FDA Blunder Results in Marketing Denial Orders for Smok Vapes

In the event you thought science was driving federal policy on vaping products, the FDA has taken a significant step towards prohibiting open-system vaping hardware that is sold without e-liquid. Most open devices are sold to adult vapers and they make up the backbone of the independent vape shop industry.   

 

Open-system products, which are refillable and can be used with e-liquids from various manufacturers, including those without nicotine or containing non-nicotine ingredients like CBD, are affected by this move.  

 

Marketing denial orders (MDOs) have been issued for six vaping devices sold under the SMOK brand, along with 14 pods and replacement coils associated with these devices.   

 

Smok Products Denied by FDA 

 

  • SMOK OSUB ONE  
  • SMOK Nfix  
  • SMOK POZZ  
  • SMOK RPM 40  
  • SMOK SCAR-P3  
  • SMOK Nord 2  

 

Once a product receives an MDO, it is prohibited from sale or distribution in the U.S., and manufacturers face FDA enforcement actions if the order is violated.  

 

 

Smok in the Crosshairs? 

 

Shenzhen IVPS Technology Co., Ltd., based in Shenzhen, China, received the MDOs.
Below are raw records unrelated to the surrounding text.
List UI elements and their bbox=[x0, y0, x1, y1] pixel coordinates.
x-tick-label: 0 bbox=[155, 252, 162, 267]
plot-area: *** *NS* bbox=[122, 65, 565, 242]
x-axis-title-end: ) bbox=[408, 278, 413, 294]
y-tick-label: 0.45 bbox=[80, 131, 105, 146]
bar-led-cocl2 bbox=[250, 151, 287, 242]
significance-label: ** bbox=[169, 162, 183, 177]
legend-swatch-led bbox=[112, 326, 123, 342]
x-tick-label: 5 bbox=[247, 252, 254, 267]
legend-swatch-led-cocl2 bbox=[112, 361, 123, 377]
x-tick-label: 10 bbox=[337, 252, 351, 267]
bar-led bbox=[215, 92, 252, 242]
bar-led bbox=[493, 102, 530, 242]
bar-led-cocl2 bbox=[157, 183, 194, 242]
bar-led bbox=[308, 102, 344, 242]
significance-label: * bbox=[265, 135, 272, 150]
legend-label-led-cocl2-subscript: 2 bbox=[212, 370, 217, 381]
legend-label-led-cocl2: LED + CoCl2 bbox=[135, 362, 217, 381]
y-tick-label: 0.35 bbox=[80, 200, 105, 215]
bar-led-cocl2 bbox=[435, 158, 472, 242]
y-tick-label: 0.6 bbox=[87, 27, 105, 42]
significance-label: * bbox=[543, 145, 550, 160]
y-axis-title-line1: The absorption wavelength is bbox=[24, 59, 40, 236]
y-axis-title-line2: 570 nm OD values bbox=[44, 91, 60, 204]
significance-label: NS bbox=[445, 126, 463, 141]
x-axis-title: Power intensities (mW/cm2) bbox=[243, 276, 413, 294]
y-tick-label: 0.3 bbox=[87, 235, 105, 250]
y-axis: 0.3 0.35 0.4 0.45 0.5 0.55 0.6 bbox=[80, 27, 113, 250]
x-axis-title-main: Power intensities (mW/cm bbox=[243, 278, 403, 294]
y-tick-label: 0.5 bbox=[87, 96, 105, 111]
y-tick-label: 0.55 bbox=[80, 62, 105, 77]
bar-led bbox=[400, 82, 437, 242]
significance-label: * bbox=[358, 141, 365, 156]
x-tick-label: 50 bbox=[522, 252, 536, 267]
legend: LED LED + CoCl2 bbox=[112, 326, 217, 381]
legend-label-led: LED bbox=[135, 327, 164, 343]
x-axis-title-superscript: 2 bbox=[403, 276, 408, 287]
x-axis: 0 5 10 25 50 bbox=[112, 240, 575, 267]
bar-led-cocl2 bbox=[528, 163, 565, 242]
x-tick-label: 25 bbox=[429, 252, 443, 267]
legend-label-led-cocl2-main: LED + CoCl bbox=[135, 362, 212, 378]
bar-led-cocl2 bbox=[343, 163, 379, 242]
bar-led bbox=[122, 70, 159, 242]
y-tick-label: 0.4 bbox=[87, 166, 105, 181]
IVPS owns the SMOK brand, a well-known name in the Chinese vaping industry.  

 

The FDA, citing the 2016 Deeming Rule, considers most vaping hardware as "components and parts of a tobacco product." This means manufacturers must justify the existence of their products to the FDA, even if they don't contain nicotine or e-liquid.  

 

The recent decision by the FDA signals a shift towards regulating products popular in vape shops and online markets, catering to consumers of open-system hardware and bottled e-liquids.  

 

The FDA's rationale for the action includes concerns about the use of these products with "unauthorized" e-liquids and the prevalence of youth using the denied SMOK products.  

 

FDA Fumbles Analysis 

 

The FDA claims that SMOK is a popular brand among youth e-cigarette users, citing statistics from the National Youth Tobacco Survey. However, the FDA misquoted the survey results, stating that 11.3% of all students reported past 30-day use of SMOK products.  

 

The 2023 National Youth Tobacco Survey (NYTS) results showed a total of 7.7 percent of middle and high school students used an e-cigarette in the past 30 days.  

 

The proportion of ALL US middle and high school students that used a SMOK product was therefore 11.3 percent of 7.7 percent.  Only 0.87 percent of surveyed students named SMOK. That is less than one in a hundred. This is an absurdly low threshold that no age-limited adult product could possibly hope to meet. In a survey of 540,000, the number is about 4700 nationally.  

 

Less than 1 percent an Epidemic? 

 

How negligible is 0.87 percent? Normally, this is where every other high-risk teen behavior can be compared to the plunging levels of underage vaping use. And those observations still ring true.  

 

In this case we are talking about possession of a specific brand of device, a potential nicotine delivery system, and not the act of vaping. So why not compare how many youth are carrying a vaping device, in this case smoke, to a firearm.    

 

Indiana University-Purdue University study found between 2006 and 2016, high school age juveniles (ages 12 to 17) were arrested for illegally carrying firearms at a rate of 47 per 1000. 25.4 per 1000 were arrested for gun-related crime.   

 

This breaks down to 4.7 and 2.5 percent respectively. An Office of Juvenile Justice and Prevention study 11,000 juveniles were arrested for firearm possession in 2020 and tried as adults. This would not include those who were charged as juveniles.  

 

This is not an argument for or against gun control. Just the observation that adults are being stripped of access to open vape products because less than 1 percent of youth survey participants listed a specific brand.   

 

The American Vapor Manufacturers Association (AVM) has formally requested a correction or recall of the FDA's press release. As of the time of this article, the online press release had not been corrected.